That’s why I mentioned in the previous chapter why it’s best not to write your own code to verify some of the JMM’s conclusions. Although the limitations of the Java memory model allow a third result of 1, 0, this is not possible with this example.

Here we trick the Java compiler into creating this disorder by using an awkward example:

Let’s not go too far into how this works, but directly into the results:

The out-of-order result is found, and if you run the example yourself, you will see that the out-of-order result occurs only after the JIT C2 compiled acTOR2 method is executed.

So how do you avoid this disorder? The use of volatile is certainly avoidable, but instead of using volatile as a re-operation, Opaque access can be used. Opaque disables Java compiler optimizations, but does not involve any memory barriers, much like volatile in C++. Under test:

ACCEPTABLE_INTERESTING, FORBIDDEN, UNKNOWN: ACCEPTABLE_INTERESTING, FORBIDDEN, UNKNOWN: ACCEPTABLE_INTERESTING

Causality and Acquire/Release

On top of Coherence, we generally need Causality in certain scenarios

By now, you’ll have encountered two common words, happens-before and synchronized-with order, and we’re not going to start with these two obscure concepts (which we won’t explain in this chapter), but with an example, If an object field int x is initialized with 0 and int y is initialized with 0, and the two fields are not in the same cache line (the later JCStress framework automatically fills the cache line for us), a thread executes:

Another thread executes (r1, r2 are local variables) :

This example is very similar to the out-of-order analysis we used earlier in the CPU cache. In the Java memory model, the possible results are:

  1. r1 = 1, r2 = 1
  2. r1 = 0, r2 = 1
  3. r1 = 1, r2 = 0
  4. r1 = 0, r2 = 0

Similarly, the third result is also interesting. The second line sees the y update first, but does not see the X update. This was analyzed in detail in the previous CPU cache disorder. In the previous analysis, we needed to add a memory barrier like this to avoid the third condition, namely:

As well as

Just to recap, thread 1 performs a write barrier after x = 1 and before y = 1 to ensure that all store buffer updates are in the cache. Updates before y = 1 are guaranteed not to be invisible because they are in the Store buffer. Thread 2 performs a read barrier after executing int R1 = y to invalidate all data in the invalidate queue and ensure that there is no dirty data in the current cache. Thus, if thread 2 sees an update to Y, it must see an update to X.

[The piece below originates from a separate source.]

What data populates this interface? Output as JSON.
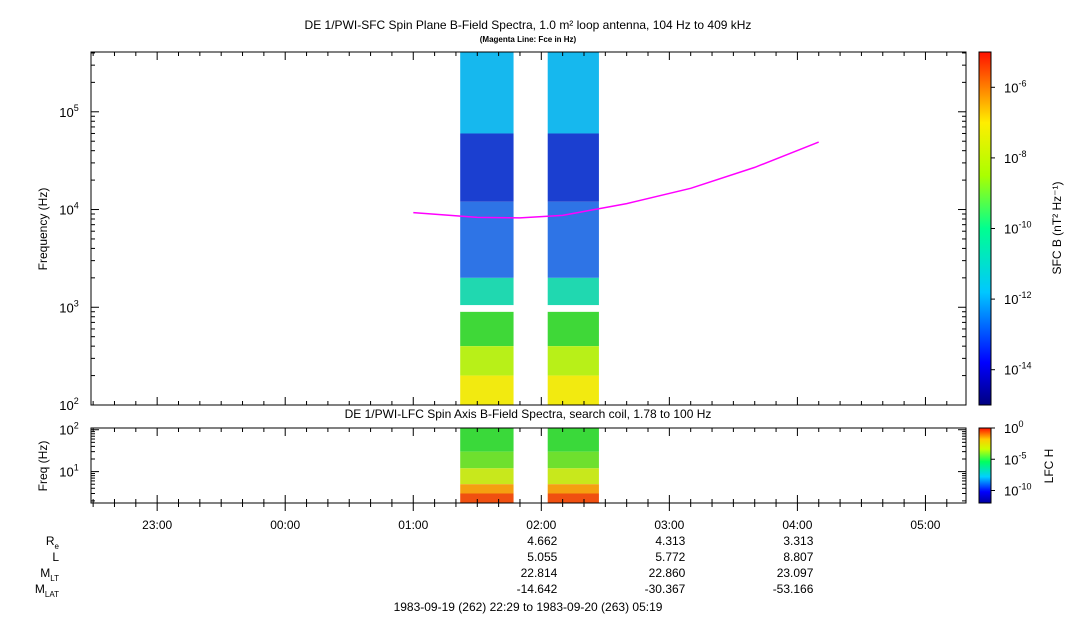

Let’s take it a step further: We think of the write barrier and the subsequent Store (y = 1) as packing the previous update and sending it out at this point, and the read barrier and the previous Load (int R1 = y) as a receiving point, where the outgoing packet is opened and read in if it is received. Therefore, as shown below:

At the transmitting point, all results up to the transmitting point (including the transmitting point itself) are packaged. If the packet is received during the execution of the receiving point’s code, all instructions after the receiving point can see all contents in the packet, i.e., the contents before and at the transmitting point. Causality, sometimes called Casual Consistency, has different meanings in different contexts. Here we only refer to: You can define a series of writes, and if a read sees the last write, then all reads after that read will see that write and all writes before it. This is a Partial Order, not a Total Order, which is defined in more detail in a later section.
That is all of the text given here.